The primary outcome was the amount of time that the patients had a blood oxygen saturation level less than 90% (hypoxemia). This strikes us as strange. The reason that someone might get hypoxemia is opioid consumption. In other words, the primary outcome seems to be a surrogate marker for the real primary outcome—the amount of opioids consumed. It is the opioids that cause the hypoxemia, not the Tylenol or saline. But the secondary outcomes included post‐​op opioid consumption as well as pain, nausea and vomiting, sedation and respiratory function. Nevertheless, the results were striking: The placebo group was hypoxemic for 0.7 minutes per hour. For the Tylenol, that number was 1.1 minutes per hour, which is clinically and statistically insignificant. The groups had the same oxygen levels because they consumed the same amount of an opioid. Why? Because the Tylenol did nothing to reduce their pain.

During the 48 hours after surgery, the numerical pain scores were virtually identical: 4.2 for the Tylenol group and 4.4 for the placebo group. Other secondary end points—postoperative nausea and vomiting, sedation and respiratory function—were identical between the two groups.

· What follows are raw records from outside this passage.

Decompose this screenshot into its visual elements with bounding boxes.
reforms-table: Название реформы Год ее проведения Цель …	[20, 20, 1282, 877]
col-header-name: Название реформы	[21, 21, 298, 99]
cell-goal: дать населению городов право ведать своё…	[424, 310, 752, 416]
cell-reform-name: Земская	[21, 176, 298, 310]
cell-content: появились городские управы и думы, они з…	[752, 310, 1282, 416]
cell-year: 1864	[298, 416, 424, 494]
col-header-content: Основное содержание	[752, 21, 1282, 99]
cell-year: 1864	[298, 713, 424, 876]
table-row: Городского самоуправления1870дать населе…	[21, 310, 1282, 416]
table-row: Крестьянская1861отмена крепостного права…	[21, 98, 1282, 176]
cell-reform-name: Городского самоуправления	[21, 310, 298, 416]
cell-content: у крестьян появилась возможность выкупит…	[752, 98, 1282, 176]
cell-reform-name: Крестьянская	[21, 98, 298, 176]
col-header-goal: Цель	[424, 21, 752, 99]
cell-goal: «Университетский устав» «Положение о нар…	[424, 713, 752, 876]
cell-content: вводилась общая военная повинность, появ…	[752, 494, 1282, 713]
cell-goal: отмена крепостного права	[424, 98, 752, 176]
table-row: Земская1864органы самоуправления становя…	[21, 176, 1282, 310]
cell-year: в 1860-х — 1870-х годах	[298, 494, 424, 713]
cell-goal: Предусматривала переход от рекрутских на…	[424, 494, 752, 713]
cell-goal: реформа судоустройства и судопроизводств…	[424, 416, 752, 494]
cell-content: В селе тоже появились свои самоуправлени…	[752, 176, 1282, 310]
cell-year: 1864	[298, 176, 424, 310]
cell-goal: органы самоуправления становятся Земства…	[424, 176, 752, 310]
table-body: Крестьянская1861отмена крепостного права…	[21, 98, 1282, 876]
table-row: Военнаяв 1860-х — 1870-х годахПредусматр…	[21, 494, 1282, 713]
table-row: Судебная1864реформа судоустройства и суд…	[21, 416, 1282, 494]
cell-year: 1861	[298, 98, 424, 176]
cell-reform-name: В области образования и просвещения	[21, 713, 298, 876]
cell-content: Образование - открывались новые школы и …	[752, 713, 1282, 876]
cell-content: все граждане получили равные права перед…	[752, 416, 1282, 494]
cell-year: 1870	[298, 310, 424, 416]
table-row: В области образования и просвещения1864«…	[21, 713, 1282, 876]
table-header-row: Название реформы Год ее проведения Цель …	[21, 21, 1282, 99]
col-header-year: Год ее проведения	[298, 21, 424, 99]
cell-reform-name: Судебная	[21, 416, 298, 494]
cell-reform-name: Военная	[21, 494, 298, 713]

This trial was clean in the way it was designed, carried out, and the results measured and analyzed. At least for abdominal surgery, it is safe to say that IV Tylenol is useless. It performed identically to placebo. Although it is possible that IV Tylenol would be of any use in other types of operations, it is very unlikely.

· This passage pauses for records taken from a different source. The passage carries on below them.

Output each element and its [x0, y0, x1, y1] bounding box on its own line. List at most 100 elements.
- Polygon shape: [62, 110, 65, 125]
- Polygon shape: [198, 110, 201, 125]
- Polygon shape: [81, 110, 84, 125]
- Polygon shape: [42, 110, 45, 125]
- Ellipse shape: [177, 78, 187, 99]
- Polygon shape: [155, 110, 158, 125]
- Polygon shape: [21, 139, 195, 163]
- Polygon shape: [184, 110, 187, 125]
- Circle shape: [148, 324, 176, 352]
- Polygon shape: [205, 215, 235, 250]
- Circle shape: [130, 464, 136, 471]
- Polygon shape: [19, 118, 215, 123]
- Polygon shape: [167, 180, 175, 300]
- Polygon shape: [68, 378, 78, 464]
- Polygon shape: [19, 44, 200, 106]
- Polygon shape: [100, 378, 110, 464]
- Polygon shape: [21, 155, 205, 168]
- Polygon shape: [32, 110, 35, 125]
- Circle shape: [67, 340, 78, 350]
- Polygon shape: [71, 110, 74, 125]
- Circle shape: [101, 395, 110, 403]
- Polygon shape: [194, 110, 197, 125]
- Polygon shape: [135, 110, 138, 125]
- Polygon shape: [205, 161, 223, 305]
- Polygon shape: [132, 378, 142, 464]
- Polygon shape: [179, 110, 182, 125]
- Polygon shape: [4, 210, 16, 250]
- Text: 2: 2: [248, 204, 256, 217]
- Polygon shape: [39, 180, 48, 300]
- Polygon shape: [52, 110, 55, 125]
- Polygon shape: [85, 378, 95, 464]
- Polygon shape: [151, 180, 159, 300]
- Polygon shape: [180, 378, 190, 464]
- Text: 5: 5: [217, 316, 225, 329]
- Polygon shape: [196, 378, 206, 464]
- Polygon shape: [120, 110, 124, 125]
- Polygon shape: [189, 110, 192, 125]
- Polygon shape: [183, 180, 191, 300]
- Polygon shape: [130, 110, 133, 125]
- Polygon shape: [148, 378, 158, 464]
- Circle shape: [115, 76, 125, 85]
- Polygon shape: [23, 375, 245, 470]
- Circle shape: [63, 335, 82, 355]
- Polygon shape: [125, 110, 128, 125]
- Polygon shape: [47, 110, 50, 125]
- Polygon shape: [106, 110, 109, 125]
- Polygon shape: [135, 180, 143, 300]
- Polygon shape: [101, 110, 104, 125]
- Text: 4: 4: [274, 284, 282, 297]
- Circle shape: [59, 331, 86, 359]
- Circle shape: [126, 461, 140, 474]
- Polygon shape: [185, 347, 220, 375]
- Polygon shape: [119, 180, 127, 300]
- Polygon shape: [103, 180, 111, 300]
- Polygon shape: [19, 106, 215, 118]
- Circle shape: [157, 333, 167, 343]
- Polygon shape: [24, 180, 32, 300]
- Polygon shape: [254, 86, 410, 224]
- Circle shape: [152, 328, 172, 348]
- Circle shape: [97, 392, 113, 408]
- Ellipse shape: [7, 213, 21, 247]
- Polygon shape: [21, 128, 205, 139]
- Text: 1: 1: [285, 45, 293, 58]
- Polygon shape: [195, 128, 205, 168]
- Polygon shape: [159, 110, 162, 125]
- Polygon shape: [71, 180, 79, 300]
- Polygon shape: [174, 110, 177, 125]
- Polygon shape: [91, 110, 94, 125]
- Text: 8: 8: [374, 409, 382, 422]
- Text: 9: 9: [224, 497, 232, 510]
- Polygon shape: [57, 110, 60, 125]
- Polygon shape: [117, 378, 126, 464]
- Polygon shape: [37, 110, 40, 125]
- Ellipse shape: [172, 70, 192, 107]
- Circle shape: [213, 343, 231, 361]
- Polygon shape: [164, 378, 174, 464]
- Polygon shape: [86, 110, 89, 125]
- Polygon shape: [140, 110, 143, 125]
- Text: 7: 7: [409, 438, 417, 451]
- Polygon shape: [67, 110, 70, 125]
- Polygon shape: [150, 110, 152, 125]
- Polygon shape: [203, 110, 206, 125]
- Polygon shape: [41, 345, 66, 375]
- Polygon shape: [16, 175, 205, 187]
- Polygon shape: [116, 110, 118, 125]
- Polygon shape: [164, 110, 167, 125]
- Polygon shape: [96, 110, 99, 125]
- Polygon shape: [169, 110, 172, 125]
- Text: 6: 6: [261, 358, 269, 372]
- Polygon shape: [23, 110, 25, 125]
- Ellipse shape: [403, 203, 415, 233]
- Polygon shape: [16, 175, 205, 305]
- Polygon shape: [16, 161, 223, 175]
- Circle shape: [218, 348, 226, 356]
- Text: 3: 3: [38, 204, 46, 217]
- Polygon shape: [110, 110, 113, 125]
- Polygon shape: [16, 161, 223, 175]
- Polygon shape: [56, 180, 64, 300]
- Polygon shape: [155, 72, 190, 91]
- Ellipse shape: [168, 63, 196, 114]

Studies show the overdose potential of opioids, when used as directed in the medical setting, ranges from 0.022% to 0.04%. Multiple Cochrane systematic reviews point to extremely low addiction rates in chronic noncancer pain patients receiving long‐​term opioid therapy, and a recent report found a total “misuse” rate of 0.6% among more than 568,000 patients receiving opioids for acute postsurgical pain during an eight‐​year period (BMJ 2018;360:j5790).

Yet pain patients, acute or chronic, have been getting a drug that has no utility for pain from abdominal surgery and probably for any surgery. In the mad dash to get away from opioids, patients have become human guinea pigs for untested, unproven drugs. And it’s not just Tylenol. Other drugs, possibly just as useless, such as antidepressants (selective serotonin reuptake inhibitors and tricyclics) and gabapentin, all with limited evidence of efficacy, are being force‐​fed to pain patients in need of a real medicine simply to decrease opioid use just for the sake of doing so.

We don’t favor overprescribing pain medications. We favor rationally prescribing pain medications. Surgeons and other health care practitioners should resist the recrudescent opiophobia, a throwback to the disinformation campaigns of the 1970s, that causes them to undermedicate and mismanage their patients’ pain and subject them to other possible harms.